Levantarnos cada mañana, es una acción que hacemos una y otra vez, y es, en esa repetición donde encontramos  seguridad, nos sentimos vivos apoyados en la certeza que otra vez vamos a realizar las cosas que hicimos el día anterior, con sus variaciones, evidentemente, porque un acto nunca será exactamente igual a otro.

Si a nosotros los adultos, o jóvenes, nos da seguridad el hecho de repetir determinadas acciones, os invito a pensar en nuestros niños. Nuestros hijos necesitan de esa repetición de acontecimientos para sentirse seguros y darles esa estabilidad emocional que les ayudará a crecer como personas íntegras, son esos pequeños o grandes quehaceres cotidianos donde ellos pueden predecir, de alguna manera, lo que sucederá cada día. Por ejemplo, todos los niños cuando empiezan el cole atraviesan por el período de adaptación, la angustia de la separación con los padres es un momento de sus vidas que tienen que atravesar, pero ¿cómo lo logran? Justamente, apoyándose en la repetición de acontecimientos, saben que sus padres, como cada día, les dejarán en el cole y luego, como cada día, vendrán a recogerles.

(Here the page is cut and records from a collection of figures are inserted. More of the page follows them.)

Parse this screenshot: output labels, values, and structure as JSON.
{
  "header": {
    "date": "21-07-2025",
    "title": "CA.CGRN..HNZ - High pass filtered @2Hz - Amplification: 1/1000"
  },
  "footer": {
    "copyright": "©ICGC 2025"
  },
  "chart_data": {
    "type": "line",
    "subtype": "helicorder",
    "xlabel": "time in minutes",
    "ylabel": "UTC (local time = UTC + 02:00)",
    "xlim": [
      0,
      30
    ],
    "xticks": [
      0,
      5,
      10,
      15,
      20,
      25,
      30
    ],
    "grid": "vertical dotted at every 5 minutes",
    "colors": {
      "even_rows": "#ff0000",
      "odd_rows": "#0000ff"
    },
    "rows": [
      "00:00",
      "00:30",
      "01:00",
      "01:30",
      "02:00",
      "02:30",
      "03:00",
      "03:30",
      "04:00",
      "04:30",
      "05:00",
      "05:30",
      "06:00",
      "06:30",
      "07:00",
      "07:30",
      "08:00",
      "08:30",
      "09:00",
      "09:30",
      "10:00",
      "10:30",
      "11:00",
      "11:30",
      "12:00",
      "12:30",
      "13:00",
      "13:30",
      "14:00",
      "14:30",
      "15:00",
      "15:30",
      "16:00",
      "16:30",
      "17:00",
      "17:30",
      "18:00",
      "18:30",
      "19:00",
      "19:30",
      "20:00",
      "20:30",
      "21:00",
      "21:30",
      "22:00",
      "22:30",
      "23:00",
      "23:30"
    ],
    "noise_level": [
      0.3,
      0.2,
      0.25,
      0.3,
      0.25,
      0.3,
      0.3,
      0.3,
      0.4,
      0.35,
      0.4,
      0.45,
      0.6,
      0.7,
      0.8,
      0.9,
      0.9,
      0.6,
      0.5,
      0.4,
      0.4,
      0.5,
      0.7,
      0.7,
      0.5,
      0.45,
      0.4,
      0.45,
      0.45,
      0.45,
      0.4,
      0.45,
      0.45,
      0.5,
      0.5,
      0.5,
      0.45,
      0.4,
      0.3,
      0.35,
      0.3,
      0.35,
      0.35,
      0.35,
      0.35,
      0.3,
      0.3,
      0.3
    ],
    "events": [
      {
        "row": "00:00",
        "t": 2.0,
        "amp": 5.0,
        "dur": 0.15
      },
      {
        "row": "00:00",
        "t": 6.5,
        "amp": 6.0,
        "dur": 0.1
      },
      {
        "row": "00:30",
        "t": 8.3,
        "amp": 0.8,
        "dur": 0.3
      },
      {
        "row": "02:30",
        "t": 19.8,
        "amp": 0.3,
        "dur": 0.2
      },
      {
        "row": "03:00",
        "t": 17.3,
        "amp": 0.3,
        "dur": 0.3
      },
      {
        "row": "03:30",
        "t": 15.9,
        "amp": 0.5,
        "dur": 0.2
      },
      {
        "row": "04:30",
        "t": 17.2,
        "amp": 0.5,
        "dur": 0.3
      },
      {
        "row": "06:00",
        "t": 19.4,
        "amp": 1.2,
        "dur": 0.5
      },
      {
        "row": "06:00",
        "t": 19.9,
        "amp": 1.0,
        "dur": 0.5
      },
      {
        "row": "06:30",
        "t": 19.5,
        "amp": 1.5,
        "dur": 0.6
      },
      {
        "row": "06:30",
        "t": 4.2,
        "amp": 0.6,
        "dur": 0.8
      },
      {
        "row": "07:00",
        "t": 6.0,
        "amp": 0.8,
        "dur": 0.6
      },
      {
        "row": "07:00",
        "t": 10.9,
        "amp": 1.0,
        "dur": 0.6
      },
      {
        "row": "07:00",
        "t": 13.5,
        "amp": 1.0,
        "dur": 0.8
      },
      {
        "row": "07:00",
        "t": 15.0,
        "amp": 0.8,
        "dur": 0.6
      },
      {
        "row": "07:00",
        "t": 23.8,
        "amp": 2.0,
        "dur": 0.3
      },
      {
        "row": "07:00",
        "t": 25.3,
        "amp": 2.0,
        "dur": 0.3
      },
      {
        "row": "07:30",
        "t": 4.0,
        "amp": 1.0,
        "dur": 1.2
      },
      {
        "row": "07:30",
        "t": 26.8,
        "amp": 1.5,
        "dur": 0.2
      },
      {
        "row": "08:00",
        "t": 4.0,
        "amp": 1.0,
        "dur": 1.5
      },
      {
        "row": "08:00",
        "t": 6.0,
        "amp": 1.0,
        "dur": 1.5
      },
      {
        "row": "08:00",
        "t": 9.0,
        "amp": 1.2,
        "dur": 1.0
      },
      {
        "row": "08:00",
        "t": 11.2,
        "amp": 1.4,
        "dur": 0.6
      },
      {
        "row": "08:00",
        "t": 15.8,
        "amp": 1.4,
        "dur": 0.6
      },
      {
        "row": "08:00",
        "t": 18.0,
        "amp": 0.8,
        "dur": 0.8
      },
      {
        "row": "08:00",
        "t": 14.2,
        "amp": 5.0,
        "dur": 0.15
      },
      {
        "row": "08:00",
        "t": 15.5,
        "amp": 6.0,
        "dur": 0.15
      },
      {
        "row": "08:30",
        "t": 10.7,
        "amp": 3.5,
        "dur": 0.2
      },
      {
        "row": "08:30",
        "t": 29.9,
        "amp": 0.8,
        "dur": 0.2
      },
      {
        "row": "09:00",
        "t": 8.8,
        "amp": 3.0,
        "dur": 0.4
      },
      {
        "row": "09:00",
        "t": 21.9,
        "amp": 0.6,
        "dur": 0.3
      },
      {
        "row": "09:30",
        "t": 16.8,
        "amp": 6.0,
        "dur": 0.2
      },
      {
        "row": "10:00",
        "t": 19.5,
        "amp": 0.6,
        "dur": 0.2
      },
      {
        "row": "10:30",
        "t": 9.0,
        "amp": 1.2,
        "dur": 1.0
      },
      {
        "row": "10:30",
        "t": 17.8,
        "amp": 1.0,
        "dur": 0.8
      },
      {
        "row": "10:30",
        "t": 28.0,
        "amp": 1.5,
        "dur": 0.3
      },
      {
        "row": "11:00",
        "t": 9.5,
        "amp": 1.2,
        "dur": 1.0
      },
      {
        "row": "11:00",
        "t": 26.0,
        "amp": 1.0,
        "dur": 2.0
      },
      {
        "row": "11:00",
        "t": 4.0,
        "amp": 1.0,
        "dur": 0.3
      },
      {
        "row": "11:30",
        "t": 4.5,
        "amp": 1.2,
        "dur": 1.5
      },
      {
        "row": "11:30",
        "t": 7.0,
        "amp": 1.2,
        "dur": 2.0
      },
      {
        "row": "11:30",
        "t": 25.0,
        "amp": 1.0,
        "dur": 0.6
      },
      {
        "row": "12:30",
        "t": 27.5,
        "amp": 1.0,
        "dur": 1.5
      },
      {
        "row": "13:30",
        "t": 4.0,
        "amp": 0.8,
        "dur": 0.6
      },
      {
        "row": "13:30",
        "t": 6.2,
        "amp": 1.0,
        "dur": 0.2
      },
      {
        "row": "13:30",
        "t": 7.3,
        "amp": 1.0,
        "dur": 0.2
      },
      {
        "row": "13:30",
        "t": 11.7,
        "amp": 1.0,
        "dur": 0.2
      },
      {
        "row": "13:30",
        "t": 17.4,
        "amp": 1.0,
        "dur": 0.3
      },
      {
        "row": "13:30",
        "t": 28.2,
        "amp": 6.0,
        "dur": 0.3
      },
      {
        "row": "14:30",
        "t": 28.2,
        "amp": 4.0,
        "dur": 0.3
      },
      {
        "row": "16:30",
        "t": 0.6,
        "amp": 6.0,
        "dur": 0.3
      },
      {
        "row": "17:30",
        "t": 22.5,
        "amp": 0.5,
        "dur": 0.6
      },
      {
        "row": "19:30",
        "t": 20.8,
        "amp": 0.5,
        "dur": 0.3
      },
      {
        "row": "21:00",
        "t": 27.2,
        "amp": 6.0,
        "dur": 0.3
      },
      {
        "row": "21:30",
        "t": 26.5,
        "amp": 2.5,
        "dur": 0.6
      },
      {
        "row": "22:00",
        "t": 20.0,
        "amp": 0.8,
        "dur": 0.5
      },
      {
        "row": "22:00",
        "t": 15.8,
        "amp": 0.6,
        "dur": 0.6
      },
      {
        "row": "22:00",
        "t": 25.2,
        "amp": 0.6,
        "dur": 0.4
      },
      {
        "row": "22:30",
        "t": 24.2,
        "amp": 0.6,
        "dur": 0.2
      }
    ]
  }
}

También la repetición construye. Puede resultar agotador repetir de 3 a 20 veces al día: “recoge tus juguetes”, “lávate los dientes”, “es hora de dormir”, “haz tus deberes”… No se trata de “ganar por cansancio” al niño, sino de ayudarle a construir un hábito y los hábitos, los logramos, sí… ya lo tienes, con la repetición.

Yo no temo a una vida de rutinas, en mi trabajo, en mi casa, educando a mis hijas, cada día repetimos muchas acciones, pero cada día hay algún detalle, algo que lo hace distinto pero igual, y es que al final, la repetición se convierte en un arte diario del que podemos disfrutar.